A:重さを支えるメインロープ,BとC:左右の位置決めのためのロープ,D:キャリヤ,E:カメラの高さを決めるロープ,F:カメラ,G:高さを測る巻尺(引きおろしにも使用),H:カメラのレリーズ.(Koike & Syahbuddin 1993. Canopy structure of a tropical rain forest and the nature of an unstratifies upper layer. Functional Ecology 7: 230-235)
<設置方法>
- Tree1に登り,Tree2に向かってラインを撃つ.弓はふつうのアーチェリーでも良いが,クロスボウ(ボウガン)に魚釣りのリールをつけ,矢の先端には単四アルカリ乾電池を2本,おもりとしてビニールテープなどで着けておくと良いかもしれない.
- Tree1にラインAとBを取り付け,両者の端をTree2に向かうラインに結ぶ.A,Bいずれも地上から自由に伸ばせるようにし,Tree1の上では小型のカラビナでラインを流すようにする.

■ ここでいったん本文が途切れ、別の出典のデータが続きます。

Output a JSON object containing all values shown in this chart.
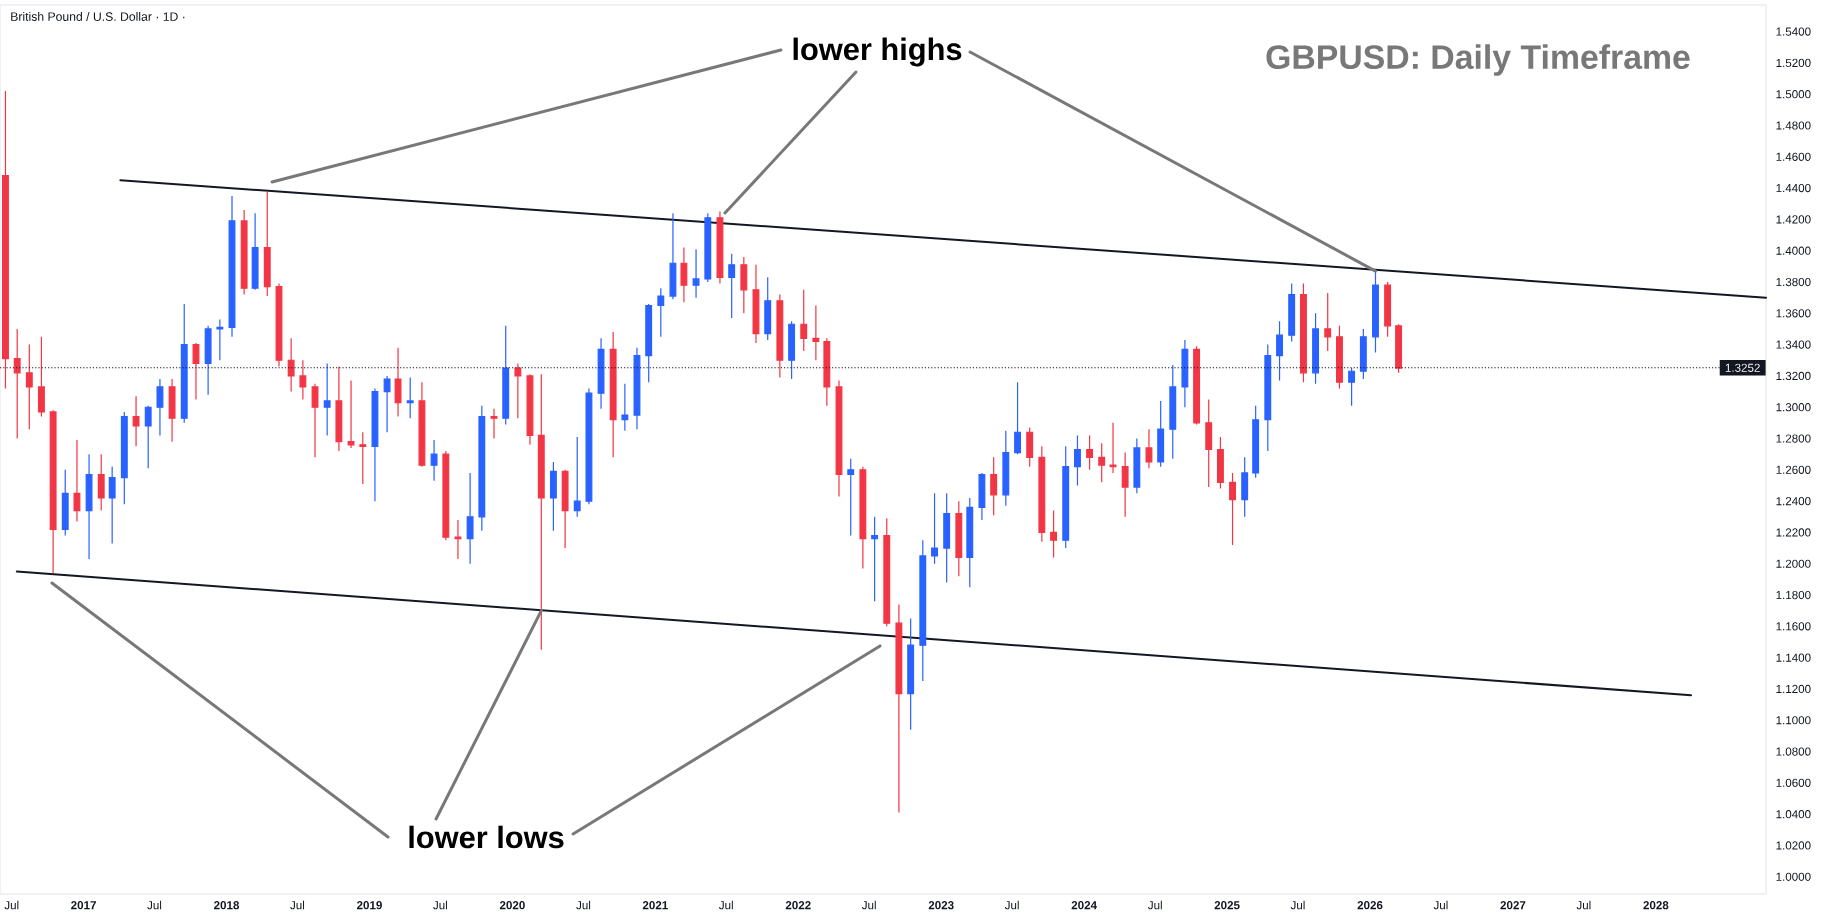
{
  "chart_data": {
    "type": "candlestick",
    "title": "British Pound / U.S. Dollar · 1D ·",
    "subtitle": "GBPUSD: Daily Timeframe",
    "annotations": [
      {
        "text": "lower highs",
        "x": "2026-01-15",
        "y": 1.387
      },
      {
        "text": "lower lows",
        "x": "2020-03-15",
        "y": 1.17
      }
    ],
    "x": [
      "2016-06-15",
      "2016-07-15",
      "2016-08-15",
      "2016-09-15",
      "2016-10-15",
      "2016-11-15",
      "2016-12-15",
      "2017-01-15",
      "2017-02-15",
      "2017-03-15",
      "2017-04-15",
      "2017-05-15",
      "2017-06-15",
      "2017-07-15",
      "2017-08-15",
      "2017-09-15",
      "2017-10-15",
      "2017-11-15",
      "2017-12-15",
      "2018-01-15",
      "2018-02-15",
      "2018-03-15",
      "2018-04-15",
      "2018-05-15",
      "2018-06-15",
      "2018-07-15",
      "2018-08-15",
      "2018-09-15",
      "2018-10-15",
      "2018-11-15",
      "2018-12-15",
      "2019-01-15",
      "2019-02-15",
      "2019-03-15",
      "2019-04-15",
      "2019-05-15",
      "2019-06-15",
      "2019-07-15",
      "2019-08-15",
      "2019-09-15",
      "2019-10-15",
      "2019-11-15",
      "2019-12-15",
      "2020-01-15",
      "2020-02-15",
      "2020-03-15",
      "2020-04-15",
      "2020-05-15",
      "2020-06-15",
      "2020-07-15",
      "2020-08-15",
      "2020-09-15",
      "2020-10-15",
      "2020-11-15",
      "2020-12-15",
      "2021-01-15",
      "2021-02-15",
      "2021-03-15",
      "2021-04-15",
      "2021-05-15",
      "2021-06-15",
      "2021-07-15",
      "2021-08-15",
      "2021-09-15",
      "2021-10-15",
      "2021-11-15",
      "2021-12-15",
      "2022-01-15",
      "2022-02-15",
      "2022-03-15",
      "2022-04-15",
      "2022-05-15",
      "2022-06-15",
      "2022-07-15",
      "2022-08-15",
      "2022-09-15",
      "2022-10-15",
      "2022-11-15",
      "2022-12-15",
      "2023-01-15",
      "2023-02-15",
      "2023-03-15",
      "2023-04-15",
      "2023-05-15",
      "2023-06-15",
      "2023-07-15",
      "2023-08-15",
      "2023-09-15",
      "2023-10-15",
      "2023-11-15",
      "2023-12-15",
      "2024-01-15",
      "2024-02-15",
      "2024-03-15",
      "2024-04-15",
      "2024-05-15",
      "2024-06-15",
      "2024-07-15",
      "2024-08-15",
      "2024-09-15",
      "2024-10-15",
      "2024-11-15",
      "2024-12-15",
      "2025-01-15",
      "2025-02-15",
      "2025-03-15",
      "2025-04-15",
      "2025-05-15",
      "2025-06-15",
      "2025-07-15",
      "2025-08-15",
      "2025-09-15",
      "2025-10-15",
      "2025-11-15",
      "2025-12-15",
      "2026-01-15",
      "2026-02-15",
      "2026-03-15"
    ],
    "ohlc": [
      [
        1.448,
        1.502,
        1.312,
        1.331
      ],
      [
        1.331,
        1.35,
        1.28,
        1.322
      ],
      [
        1.322,
        1.34,
        1.286,
        1.313
      ],
      [
        1.313,
        1.345,
        1.294,
        1.297
      ],
      [
        1.297,
        1.298,
        1.194,
        1.222
      ],
      [
        1.222,
        1.26,
        1.218,
        1.245
      ],
      [
        1.245,
        1.279,
        1.227,
        1.234
      ],
      [
        1.234,
        1.27,
        1.203,
        1.257
      ],
      [
        1.257,
        1.27,
        1.234,
        1.242
      ],
      [
        1.242,
        1.262,
        1.213,
        1.255
      ],
      [
        1.255,
        1.297,
        1.238,
        1.294
      ],
      [
        1.294,
        1.307,
        1.275,
        1.288
      ],
      [
        1.288,
        1.301,
        1.261,
        1.3
      ],
      [
        1.3,
        1.318,
        1.282,
        1.313
      ],
      [
        1.313,
        1.318,
        1.278,
        1.293
      ],
      [
        1.293,
        1.366,
        1.29,
        1.34
      ],
      [
        1.34,
        1.341,
        1.305,
        1.328
      ],
      [
        1.328,
        1.352,
        1.308,
        1.35
      ],
      [
        1.35,
        1.356,
        1.33,
        1.351
      ],
      [
        1.351,
        1.435,
        1.345,
        1.419
      ],
      [
        1.419,
        1.426,
        1.372,
        1.376
      ],
      [
        1.376,
        1.424,
        1.375,
        1.402
      ],
      [
        1.402,
        1.438,
        1.371,
        1.377
      ],
      [
        1.377,
        1.379,
        1.326,
        1.33
      ],
      [
        1.33,
        1.344,
        1.31,
        1.32
      ],
      [
        1.32,
        1.33,
        1.305,
        1.313
      ],
      [
        1.313,
        1.315,
        1.268,
        1.3
      ],
      [
        1.3,
        1.328,
        1.282,
        1.304
      ],
      [
        1.304,
        1.326,
        1.272,
        1.278
      ],
      [
        1.278,
        1.317,
        1.274,
        1.276
      ],
      [
        1.276,
        1.284,
        1.251,
        1.275
      ],
      [
        1.275,
        1.312,
        1.24,
        1.31
      ],
      [
        1.31,
        1.32,
        1.284,
        1.318
      ],
      [
        1.318,
        1.338,
        1.294,
        1.303
      ],
      [
        1.303,
        1.319,
        1.293,
        1.304
      ],
      [
        1.304,
        1.316,
        1.262,
        1.263
      ],
      [
        1.263,
        1.279,
        1.253,
        1.27
      ],
      [
        1.27,
        1.272,
        1.215,
        1.217
      ],
      [
        1.217,
        1.228,
        1.203,
        1.216
      ],
      [
        1.216,
        1.258,
        1.2,
        1.23
      ],
      [
        1.23,
        1.301,
        1.221,
        1.294
      ],
      [
        1.294,
        1.299,
        1.28,
        1.293
      ],
      [
        1.293,
        1.352,
        1.289,
        1.325
      ],
      [
        1.325,
        1.328,
        1.293,
        1.32
      ],
      [
        1.32,
        1.321,
        1.276,
        1.282
      ],
      [
        1.282,
        1.321,
        1.145,
        1.242
      ],
      [
        1.242,
        1.265,
        1.221,
        1.259
      ],
      [
        1.259,
        1.26,
        1.21,
        1.234
      ],
      [
        1.234,
        1.281,
        1.23,
        1.24
      ],
      [
        1.24,
        1.312,
        1.238,
        1.309
      ],
      [
        1.309,
        1.344,
        1.299,
        1.337
      ],
      [
        1.337,
        1.348,
        1.268,
        1.292
      ],
      [
        1.292,
        1.315,
        1.285,
        1.295
      ],
      [
        1.295,
        1.338,
        1.286,
        1.333
      ],
      [
        1.333,
        1.366,
        1.316,
        1.365
      ],
      [
        1.365,
        1.376,
        1.345,
        1.371
      ],
      [
        1.371,
        1.424,
        1.369,
        1.392
      ],
      [
        1.392,
        1.402,
        1.367,
        1.378
      ],
      [
        1.378,
        1.401,
        1.37,
        1.382
      ],
      [
        1.382,
        1.424,
        1.38,
        1.421
      ],
      [
        1.421,
        1.425,
        1.379,
        1.383
      ],
      [
        1.383,
        1.398,
        1.357,
        1.391
      ],
      [
        1.391,
        1.396,
        1.36,
        1.375
      ],
      [
        1.375,
        1.391,
        1.341,
        1.347
      ],
      [
        1.347,
        1.383,
        1.343,
        1.368
      ],
      [
        1.368,
        1.372,
        1.319,
        1.33
      ],
      [
        1.33,
        1.355,
        1.318,
        1.353
      ],
      [
        1.353,
        1.375,
        1.336,
        1.344
      ],
      [
        1.344,
        1.365,
        1.33,
        1.342
      ],
      [
        1.342,
        1.344,
        1.301,
        1.313
      ],
      [
        1.313,
        1.317,
        1.243,
        1.257
      ],
      [
        1.257,
        1.267,
        1.218,
        1.26
      ],
      [
        1.26,
        1.262,
        1.197,
        1.216
      ],
      [
        1.216,
        1.23,
        1.176,
        1.218
      ],
      [
        1.218,
        1.229,
        1.16,
        1.162
      ],
      [
        1.162,
        1.174,
        1.041,
        1.117
      ],
      [
        1.117,
        1.165,
        1.094,
        1.148
      ],
      [
        1.148,
        1.215,
        1.125,
        1.205
      ],
      [
        1.205,
        1.245,
        1.2,
        1.21
      ],
      [
        1.21,
        1.245,
        1.188,
        1.232
      ],
      [
        1.232,
        1.24,
        1.192,
        1.204
      ],
      [
        1.204,
        1.242,
        1.185,
        1.236
      ],
      [
        1.236,
        1.258,
        1.228,
        1.257
      ],
      [
        1.257,
        1.268,
        1.231,
        1.244
      ],
      [
        1.244,
        1.285,
        1.237,
        1.271
      ],
      [
        1.271,
        1.316,
        1.27,
        1.284
      ],
      [
        1.284,
        1.287,
        1.262,
        1.268
      ],
      [
        1.268,
        1.275,
        1.214,
        1.22
      ],
      [
        1.22,
        1.234,
        1.204,
        1.215
      ],
      [
        1.215,
        1.275,
        1.21,
        1.262
      ],
      [
        1.262,
        1.282,
        1.25,
        1.273
      ],
      [
        1.273,
        1.282,
        1.26,
        1.268
      ],
      [
        1.268,
        1.277,
        1.252,
        1.263
      ],
      [
        1.263,
        1.29,
        1.258,
        1.262
      ],
      [
        1.262,
        1.271,
        1.23,
        1.249
      ],
      [
        1.249,
        1.28,
        1.245,
        1.274
      ],
      [
        1.274,
        1.286,
        1.261,
        1.265
      ],
      [
        1.265,
        1.304,
        1.262,
        1.286
      ],
      [
        1.286,
        1.327,
        1.267,
        1.313
      ],
      [
        1.313,
        1.343,
        1.3,
        1.337
      ],
      [
        1.337,
        1.339,
        1.289,
        1.29
      ],
      [
        1.29,
        1.305,
        1.249,
        1.273
      ],
      [
        1.273,
        1.281,
        1.248,
        1.252
      ],
      [
        1.252,
        1.258,
        1.212,
        1.241
      ],
      [
        1.241,
        1.268,
        1.23,
        1.258
      ],
      [
        1.258,
        1.301,
        1.255,
        1.292
      ],
      [
        1.292,
        1.34,
        1.272,
        1.333
      ],
      [
        1.333,
        1.355,
        1.317,
        1.346
      ],
      [
        1.346,
        1.379,
        1.342,
        1.372
      ],
      [
        1.372,
        1.379,
        1.316,
        1.322
      ],
      [
        1.322,
        1.36,
        1.315,
        1.35
      ],
      [
        1.35,
        1.373,
        1.336,
        1.345
      ],
      [
        1.345,
        1.352,
        1.312,
        1.316
      ],
      [
        1.316,
        1.325,
        1.301,
        1.323
      ],
      [
        1.323,
        1.35,
        1.318,
        1.345
      ],
      [
        1.345,
        1.387,
        1.335,
        1.378
      ],
      [
        1.378,
        1.38,
        1.345,
        1.352
      ],
      [
        1.352,
        1.353,
        1.322,
        1.325
      ]
    ],
    "colors": [
      "#f23645",
      "#f23645",
      "#f23645",
      "#f23645",
      "#f23645",
      "#2962ff",
      "#f23645",
      "#2962ff",
      "#f23645",
      "#2962ff",
      "#2962ff",
      "#f23645",
      "#2962ff",
      "#2962ff",
      "#f23645",
      "#2962ff",
      "#f23645",
      "#2962ff",
      "#2962ff",
      "#2962ff",
      "#f23645",
      "#2962ff",
      "#f23645",
      "#f23645",
      "#f23645",
      "#f23645",
      "#f23645",
      "#2962ff",
      "#f23645",
      "#f23645",
      "#f23645",
      "#2962ff",
      "#2962ff",
      "#f23645",
      "#2962ff",
      "#f23645",
      "#2962ff",
      "#f23645",
      "#f23645",
      "#2962ff",
      "#2962ff",
      "#f23645",
      "#2962ff",
      "#f23645",
      "#f23645",
      "#f23645",
      "#2962ff",
      "#f23645",
      "#2962ff",
      "#2962ff",
      "#2962ff",
      "#f23645",
      "#2962ff",
      "#2962ff",
      "#2962ff",
      "#2962ff",
      "#2962ff",
      "#f23645",
      "#2962ff",
      "#2962ff",
      "#f23645",
      "#2962ff",
      "#f23645",
      "#f23645",
      "#2962ff",
      "#f23645",
      "#2962ff",
      "#f23645",
      "#f23645",
      "#f23645",
      "#f23645",
      "#2962ff",
      "#f23645",
      "#2962ff",
      "#f23645",
      "#f23645",
      "#2962ff",
      "#2962ff",
      "#2962ff",
      "#2962ff",
      "#f23645",
      "#2962ff",
      "#2962ff",
      "#f23645",
      "#2962ff",
      "#2962ff",
      "#f23645",
      "#f23645",
      "#f23645",
      "#2962ff",
      "#2962ff",
      "#f23645",
      "#f23645",
      "#f23645",
      "#f23645",
      "#2962ff",
      "#f23645",
      "#2962ff",
      "#2962ff",
      "#2962ff",
      "#f23645",
      "#f23645",
      "#f23645",
      "#f23645",
      "#2962ff",
      "#2962ff",
      "#2962ff",
      "#2962ff",
      "#2962ff",
      "#f23645",
      "#2962ff",
      "#f23645",
      "#f23645",
      "#2962ff",
      "#2962ff",
      "#2962ff",
      "#f23645",
      "#f23645"
    ],
    "series": [
      {
        "type": "line",
        "x": [
          "2017-04-05",
          "2028-10-09"
        ],
        "values": [
          1.445,
          1.37
        ],
        "color": "#131722"
      },
      {
        "type": "line",
        "x": [
          "2016-07-14",
          "2028-03-31"
        ],
        "values": [
          1.195,
          1.116
        ],
        "color": "#131722"
      }
    ],
    "ref_lines": [
      {
        "axis": "y",
        "value": 1.3252,
        "label": "1.3252",
        "line_style": "dotted",
        "color": "#131722"
      }
    ],
    "xlim": [
      "2016-06-01",
      "2028-10-09"
    ],
    "xticks": [
      {
        "value": "2016-07-01",
        "label": "Jul"
      },
      {
        "value": "2017-01-01",
        "label": "2017"
      },
      {
        "value": "2017-07-01",
        "label": "Jul"
      },
      {
        "value": "2018-01-01",
        "label": "2018"
      },
      {
        "value": "2018-07-01",
        "label": "Jul"
      },
      {
        "value": "2019-01-01",
        "label": "2019"
      },
      {
        "value": "2019-07-01",
        "label": "Jul"
      },
      {
        "value": "2020-01-01",
        "label": "2020"
      },
      {
        "value": "2020-07-01",
        "label": "Jul"
      },
      {
        "value": "2021-01-01",
        "label": "2021"
      },
      {
        "value": "2021-07-01",
        "label": "Jul"
      },
      {
        "value": "2022-01-01",
        "label": "2022"
      },
      {
        "value": "2022-07-01",
        "label": "Jul"
      },
      {
        "value": "2023-01-01",
        "label": "2023"
      },
      {
        "value": "2023-07-01",
        "label": "Jul"
      },
      {
        "value": "2024-01-01",
        "label": "2024"
      },
      {
        "value": "2024-07-01",
        "label": "Jul"
      },
      {
        "value": "2025-01-01",
        "label": "2025"
      },
      {
        "value": "2025-07-01",
        "label": "Jul"
      },
      {
        "value": "2026-01-01",
        "label": "2026"
      },
      {
        "value": "2026-07-01",
        "label": "Jul"
      },
      {
        "value": "2027-01-01",
        "label": "2027"
      },
      {
        "value": "2027-07-01",
        "label": "Jul"
      },
      {
        "value": "2028-01-01",
        "label": "2028"
      }
    ],
    "ylim": [
      0.989,
      1.557
    ],
    "yticks": [
      {
        "value": 1.0,
        "label": "1.0000"
      },
      {
        "value": 1.02,
        "label": "1.0200"
      },
      {
        "value": 1.04,
        "label": "1.0400"
      },
      {
        "value": 1.06,
        "label": "1.0600"
      },
      {
        "value": 1.08,
        "label": "1.0800"
      },
      {
        "value": 1.1,
        "label": "1.1000"
      },
      {
        "value": 1.12,
        "label": "1.1200"
      },
      {
        "value": 1.14,
        "label": "1.1400"
      },
      {
        "value": 1.16,
        "label": "1.1600"
      },
      {
        "value": 1.18,
        "label": "1.1800"
      },
      {
        "value": 1.2,
        "label": "1.2000"
      },
      {
        "value": 1.22,
        "label": "1.2200"
      },
      {
        "value": 1.24,
        "label": "1.2400"
      },
      {
        "value": 1.26,
        "label": "1.2600"
      },
      {
        "value": 1.28,
        "label": "1.2800"
      },
      {
        "value": 1.3,
        "label": "1.3000"
      },
      {
        "value": 1.32,
        "label": "1.3200"
      },
      {
        "value": 1.34,
        "label": "1.3400"
      },
      {
        "value": 1.36,
        "label": "1.3600"
      },
      {
        "value": 1.38,
        "label": "1.3800"
      },
      {
        "value": 1.4,
        "label": "1.4000"
      },
      {
        "value": 1.42,
        "label": "1.4200"
      },
      {
        "value": 1.44,
        "label": "1.4400"
      },
      {
        "value": 1.46,
        "label": "1.4600"
      },
      {
        "value": 1.48,
        "label": "1.4800"
      },
      {
        "value": 1.5,
        "label": "1.5000"
      },
      {
        "value": 1.52,
        "label": "1.5200"
      },
      {
        "value": 1.54,
        "label": "1.5400"
      }
    ]
  }
}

- Tree2に登り,弓で打ったラインを引く.ラインAとBが近づいてくる.AとBのねじれをとる.
- ラインAにキャリヤDを取り付け,Aの端をTree2に固定する.
- ラインBとC,Eをキャリヤに取り付ける.
- ラインEにはセンサの代わりに錘をつけて地上に下ろす.
- 樹上でラインが流れるところはカラビナなどを通す.
- ラインAを十分に張った状態でTree1側を固定する.登らなくても地上で固定しても良い.
- センサを移動させるためには,設置後にラインAの下に空間ができている必要がある.
<操作方法>
- ラインEのセンサ側の端に,センサの代わりに錘をつける.錘は5kg程度はあったほうが良いかもしれない.
- ラインEの操作端を引いて,キャリヤDの高さまで錘を上げる.
- ラインEの操作端とラインCを同時に少し緩める.たくさん緩めると錘が葉群にからんでしまうので,たとえば2mくらいずつ緩める..
- Tree1側からラインBを引いて寄せる.
- 3番と4番を繰り返して少しずつ横に移動させる.
- ラインCやBの出かたからセンサの水平位置を読み取り,適当な位置に達したらラインB,Cの操作端を固定する.
- ラインEを緩めて錘を地上に下ろす.
- 錘をセンサに付け替え,かわりに巻尺Gをつける.
- ラインEを引いてセンサを必要な高さまで上げる.
- 測定を行う.水平位置は錘の降りた位置,高さはメジャーの位置としてセンサの空間位置を記録する.
- 測定が終わったらセンサを下げ,錘と交換する.
2.多くのセンサーをいちどに設置するシステム
トラップを使って昆虫の空間的な分布をいちどに調べたり,微気象の空間的な分布の測定などに使用できる.すだれのように下がったラインに目印を取り付ければ,林冠の垂直断面のうえに四角い調査プロットを作ることができる.前記のものと同様に,両端を樹木に固定するのでなくタワーなどを使えば,林冠より上の空間を調べることもできる.
Koike 1994. Structure and light environment in the forest canopy of Lambir Hills National Park, Sarawak.In T.Inoue & A.Hamid eds, Plant reproductive systems and animal seasonal dynamics Long-term study of dipterocarp forests in Sarawak. Center for Ecological Research, Kyoto University から引用.
<設置方法>
- Towerに登り,Treeに向かってラインを撃つ.
- 撃ったラインの端にメインロープとリングロープ(リングにするために2重にしておく)の計3本を結びつける.
- Treeに登って撃たれたラインを引く.メインロープとリングロープが近づいてくる.それぞれのロープのねじれをとる.
- メインロープをTreeに固定する(上図では回収を簡単にするために下まで下ろしてある).
- リングロ−プのTree側を,カラビナを通すようにして設置する.
- Towerに登り,リングロープを設置する.
- リングロープに魚釣りの「より戻し」の大きめのものを一定間隔につける.リングロープをまわして,上下用ライン1の「より戻し」がTowerに来るようにしておく.
- ライン1をより戻しに通し,錘として単1アルカリ乾電池を1個程度つけておく.
- リングロープとライン1をTreeに向かって送り出す.ライン1の錘は常に余裕を持って下がっているようにする.
- 同様にライン2,ライン3に錘をつけて,リングロープで送り出す.
- 所定の水平位置に達したら,リングロープを固定する.
- 各ラインの錘を地上まで下げる.
- 上記の方法はTower2回とTree1回の計3回木登りをしているが,はじめにTree側に登ってラインを撃ちリングロープの処置をうまくすれば,2回の木登りだけでも設置できる.
<操作方法>
一定間隔にトラップなどを固定したロープを作っておき,タワーの下で上下用ラインを引くことによって所定の高さにあげる.